Rombongan tadi berangkat dari Stasiun Bus Granada, yang terletak di Avenida de Juan Pablo II. Selama kurang lebih tiga jam perjalanan harus mereka tempuh, hingga tiba di Porcuna. Tepatnya, di perkebunan zaitun terbesar kotamadya tersebut. Perkebunan zaitun itu sendiri merupakan milik seorang pria bernama Sebastian Cruz Castaneda.
Sebastian, merupakan duda berusia tiga puluh tujuh tahun. Istrinya yang terkenal sangat cantik nan anggun, meninggal dunia sebelum memberi Sebastian seorang anak. Setelah kepergian wanita yang teramat dia cintai, Sebastian memutuskan untuk hidup menyendiri. Pria itu selalu menyibukkan diri, dengan bisnisnya yang kian berkembang pesat.
Seperti yang telah diketahui, buah zaitun dapat diolah menjadi berbagai produk. Baik itu untuk makanan ataupun bahan kecantikan. Manfaat zaitun sendiri sudah tak diragukan lagi. Hal tersebut, membuat lahan bisnis milik Sebastian seakan tak memiliki saingan sama sekali. Dia menjadi raja di Porcuna.
“Selamat sore, Tuan,” sapa pria berpostur tegap. Rentang usianya lebih muda dari Sebastian. Pria itu mengenakan celana jeans sobek-sobek di bagian lutut, yang dipadukan dengan atasan kemeja kotak-kotak. Dia merupakan seseorang yang menjabat sebagai mandor di perkebunan.
“Selamat sore, Martin,” balas Sebatian tanpa membalikkan kursi yang dia duduki. Posisi pria itu membelakangi sang mandor. Martin hanya dapat melihat tangan kanan sang majikan, yang diletakkan pada pinggiran kursi sambil memegangi cerutu berasap tipis. “Ada apa?” tanya Sebastian. Suara sang pemilik perkebunan itu terdengar begitu berat dan tegas.
“Para pekerja dari Granada telah tiba. Aku sudah mengarahkan mereka ke mess.
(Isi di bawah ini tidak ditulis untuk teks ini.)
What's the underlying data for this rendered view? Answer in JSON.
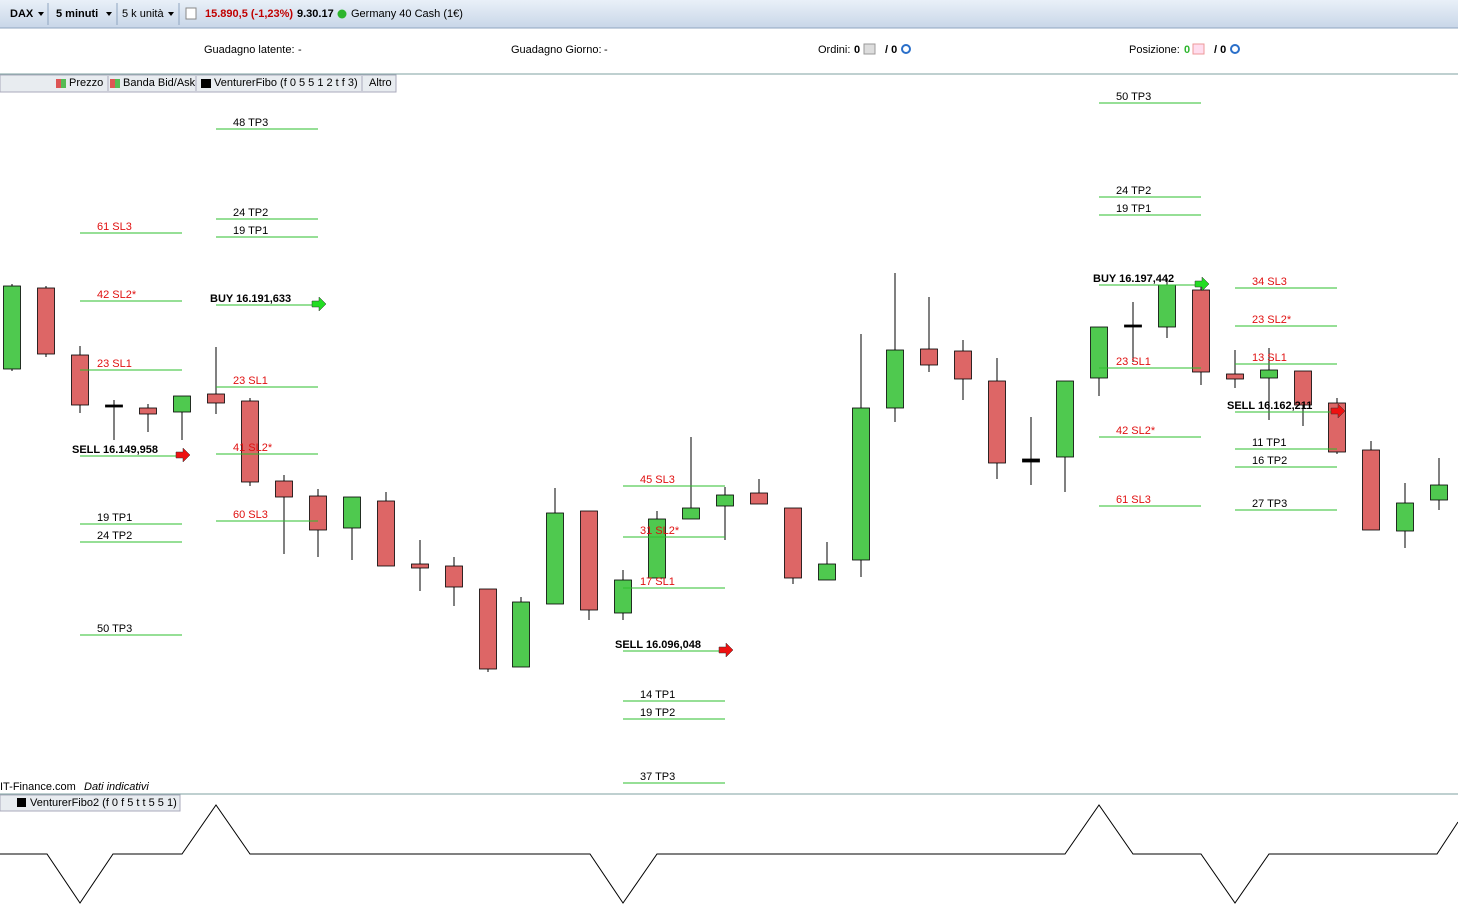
{
  "toolbar": {
    "instrument": "DAX",
    "timeframe": "5 minuti",
    "size": "5 k unità",
    "price": "15.890,5 (-1,23%)",
    "time": "9.30.17",
    "market": "Germany 40 Cash (1€)"
  },
  "info_bar": {
    "unrealized_label": "Guadagno latente:",
    "unrealized_value": "-",
    "daily_label": "Guadagno Giorno:",
    "daily_value": "-",
    "orders_label": "Ordini:",
    "orders_value": "0",
    "orders_total": "/ 0",
    "position_label": "Posizione:",
    "position_value": "0",
    "position_total": "/ 0"
  },
  "legend": {
    "items": [
      "Prezzo",
      "Banda Bid/Ask",
      "VenturerFibo (f 0 5 5 1 2 t f 3)",
      "Altro"
    ]
  },
  "levels": [
    {
      "labels": [
        "61 SL3",
        "42 SL2*",
        "23 SL1",
        "SELL 16.149,958",
        "19 TP1",
        "24 TP2",
        "50 TP3"
      ]
    },
    {
      "labels": [
        "48 TP3",
        "24 TP2",
        "19 TP1",
        "BUY 16.191,633",
        "23 SL1",
        "41 SL2*",
        "60 SL3"
      ]
    },
    {
      "labels": [
        "45 SL3",
        "31 SL2*",
        "17 SL1",
        "SELL 16.096,048",
        "14 TP1",
        "19 TP2",
        "37 TP3"
      ]
    },
    {
      "labels": [
        "50 TP3",
        "24 TP2",
        "19 TP1",
        "BUY 16.197,442",
        "23 SL1",
        "42 SL2*",
        "61 SL3"
      ]
    },
    {
      "labels": [
        "34 SL3",
        "23 SL2*",
        "13 SL1",
        "SELL 16.162,211",
        "11 TP1",
        "16 TP2",
        "27 TP3"
      ]
    }
  ],
  "footer": {
    "source": "IT-Finance.com",
    "note": "Dati indicativi"
  },
  "indicator": {
    "legend": "VenturerFibo2 (f 0 f 5 t t 5 5 1)"
  }
}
Namun, sepertinya ada sedikit kekeliruan,” lapor Martin.
“Kekeliruan bagaimana maksudmu?” tanya Sebastian lagi. Dia memutar kursinya sehingga jadi menghadap kepada Martin yang masih berdiri tegap dan sopan.
Sebastian Cruz Castaneda. Pria itu tampak begitu matang. Berambut cokelat tembaga dengan sepasang mata cokelat madu yang indah. Sebastian memiliki paras yang sangat maskulin. Terlihat sedikit garang dengan rahang kokoh, serta garis wajah tegas yang berhiaskan janggut tidak terlalu tebal. "Jelaskan," titahnya penuh wibawa.
"Begini, Tuan." Martin mengawali penjelasannya. "Jumlah orang yang datang kemari ternyata tidak sesuai dengan data yang kuterima dari Antonio," lapornya.
"Tidak sesuai?" Sebastian menaikkan sebelah alisnya. Dia lalu mengisap cerutu yang masih mengepulkan asap tipis.
"Ya, Tuan," sahut Martin. "Dalam data yang kuterima kemarin, ada lima belas pekerja pria. Mereka semua akan ditempatkan di perkebunan. Sementara untuk pekerja wanita ada sepuluh orang. Tiga akan bertugas di dapur umum. Sisanya menjadi pelayan di Casa del Castaneda, untuk membantu persiapan jamuan besar akhir pekan ini," jelas Martin lagi.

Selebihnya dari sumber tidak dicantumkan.